I'm lucky because my local library isn't threatened. It's a bright, clean, modern place, and never empty. But I know that this isn't always the case. Some have been allowed to become 'gloomy old buildings full of unread books', and many respond to their possible closure with disinterest. You have only to read some of the negative reaction to Pullman's speech to find out what a part of the British population thinks of libraries. And as their use is allowed to decline, some local authorities -- invited by government to 'be creative' in their response to the Big Society – have deemed libraries to be irrelevant and unprofitable (!), dead wood to be hacked off. An easy way to save money.

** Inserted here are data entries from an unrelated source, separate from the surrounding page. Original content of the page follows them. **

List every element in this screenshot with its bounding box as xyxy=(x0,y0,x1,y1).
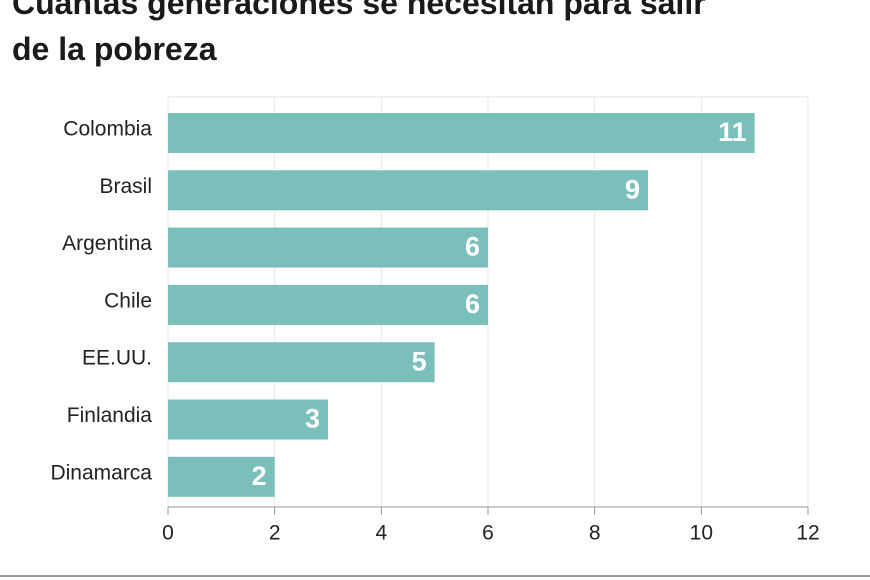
bar xyxy=(168,284,488,325)
y-tick-label: Chile xyxy=(104,289,152,312)
bar xyxy=(168,227,488,268)
value-label: 3 xyxy=(305,404,320,434)
value-label: 6 xyxy=(465,232,480,262)
value-label: 2 xyxy=(252,461,267,491)
bar xyxy=(168,342,435,383)
y-tick-label: Brasil xyxy=(99,175,152,198)
y-tick-label: Finlandia xyxy=(67,404,153,427)
value-label: 5 xyxy=(412,346,427,376)
bar xyxy=(168,170,648,211)
x-tick-label: 8 xyxy=(589,522,601,545)
y-tick-label: Colombia xyxy=(63,118,152,141)
x-tick-label: 6 xyxy=(482,522,494,545)
value-label: 6 xyxy=(465,289,480,319)
x-tick-label: 0 xyxy=(162,522,174,545)
bar xyxy=(168,113,755,153)
value-label: 11 xyxy=(718,117,747,147)
x-tick-label: 10 xyxy=(690,522,713,545)
bar xyxy=(168,399,328,440)
y-tick-label: Dinamarca xyxy=(50,461,152,484)
value-label: 9 xyxy=(625,174,640,204)
x-tick-label: 2 xyxy=(269,522,281,545)
x-tick-label: 12 xyxy=(796,522,819,545)
bar xyxy=(168,456,275,497)
y-tick-label: EE.UU. xyxy=(82,347,152,370)
chart-title: Cuántas generaciones se necesitan para s… xyxy=(12,0,706,67)
x-tick-label: 4 xyxy=(375,522,387,545)
y-tick-label: Argentina xyxy=(62,232,152,255)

So much for being creative. A truly big idea would see our less popular, shabbier libraries re-vitalised as centres of literacy and civic pride, designed to counter the numb-skull notion that we don't need them 'coz it's all on the internet'. Like Pullman, I want to live in a Long Society that remembers the past and invests across generations, not a short sighted one that can't see beyond next year's accounting and the vague positives of 'bigness'.

In 1994, Norwich central library burnt down. It was a traumatic event for the city, and I sensed the ruin and shock of it even though I no longer lived there. I used the library as a boy, and remember it as a grand and sober institution, a repository of local history stretching back a thousand years, a lending library stacked to its high ceiling with upright spines. It may not have been a very joyful place for a child, but there's something especially bitter about the stink of burning history and books, however old you are.

Norwich responded to this disaster not by rebuilding a cheap imitation of what was lost (as many called for), and certainly not by grabbing the chance to cut spending, but by finding the courage and foresight to create something innovative: a 21st Century forum.

The Forum is not merely a new, modern library, but a beacon of cultural and civic life, with conference rooms, cafés and even (horror!) shops. But it's most emphatically not a Mall. It is what all libraries, even small branches, could aspire to be with the help of some genuinely creative thinking from local and central government: a crossroads and meeting point for ideas, friends, and all aspects of regional cultural life; an icon of local identity; a temple to information in all formats. In short, a place that will still be relevant when the 'Big Society' is nothing more than a passage in a history book. A book anyone in Norwich will be able to read because they have such a cracking library.

Thanks to Phil Bradley for the picture.